The roles of pH and cation concentration in apparent phosphate inhibition of stream biofilms

  • Funded By: Notre Dame Environmental Change Initiative

The roles of pH and cation concentration in apparent phosphate inhibition of stream biofilms

Nutrient limitation strongly influences the ability of stream networks to retain nutrients exported from the terrestrial landscape. Increased nutrient limitation makes streams strongly ‘retentive,’ potentially alleviating eutrophication in downstream ecosystems. In headwater streams, which comprise the majority of river length throughout a watershed, nutrient retention is driven by biofilms colonizing every surface of the stream. Because these biofilms control nutrient retention in headwaters, nutrient limitation of biofilms has been a key area of study in stream ecology for years.
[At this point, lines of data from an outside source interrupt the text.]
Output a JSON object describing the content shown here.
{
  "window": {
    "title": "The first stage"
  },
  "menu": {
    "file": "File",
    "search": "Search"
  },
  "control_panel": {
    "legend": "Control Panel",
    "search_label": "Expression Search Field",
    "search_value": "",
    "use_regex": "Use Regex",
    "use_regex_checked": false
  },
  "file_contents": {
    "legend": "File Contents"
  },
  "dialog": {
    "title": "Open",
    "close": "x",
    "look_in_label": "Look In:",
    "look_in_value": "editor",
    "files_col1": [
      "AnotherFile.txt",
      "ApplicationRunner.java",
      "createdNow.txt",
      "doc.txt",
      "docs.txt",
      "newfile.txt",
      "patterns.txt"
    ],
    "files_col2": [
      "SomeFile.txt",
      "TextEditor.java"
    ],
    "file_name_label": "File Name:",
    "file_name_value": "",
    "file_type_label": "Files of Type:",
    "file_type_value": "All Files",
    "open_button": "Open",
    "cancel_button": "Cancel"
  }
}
Although there are multiple methods used to quantify nutrient limitation of stream biofilms, they all involve elevating the availability of nitrogen and phosphorus and measuring the algal community response. One such method is deploying nutrient diffusing substrata (NDS), which release nutrients into the water column over time through a porous substrate, promoting algal colonization. The NDS technique is inexpensive, relatively easy to implement, and has helped ecologists understand patterns of and controls on biofilm nutrient limitation. Nutrient limitation is assessed by biofilm growth on nutrient amended substrata relative to controls, where increased growth indicates nutrient limitation. However, apparent inhibition of biofilm growth by phosphorus also occurs. This research at ND-LEEF provides insights into mechanisms responsible for apparent phosphorus-inhibition and may have changed interpretations of NDS data in the future.

The team also examined the effects of reduced pH of nitrogen and phosphorus NDS treatments in order to determine the influence of environmental pH on biofilm nutrient limitation, which was crucial to predicting ecosystem responses to global climate change. As CO2 concentrations continue to rise, aquatic ecosystems become acidified, which substantially alters their function. Understanding nutrient limitation in a changing climate is essential to protecting water quality and ecosystem health, with important implications for both
organic matter processing and the global carbon cycle.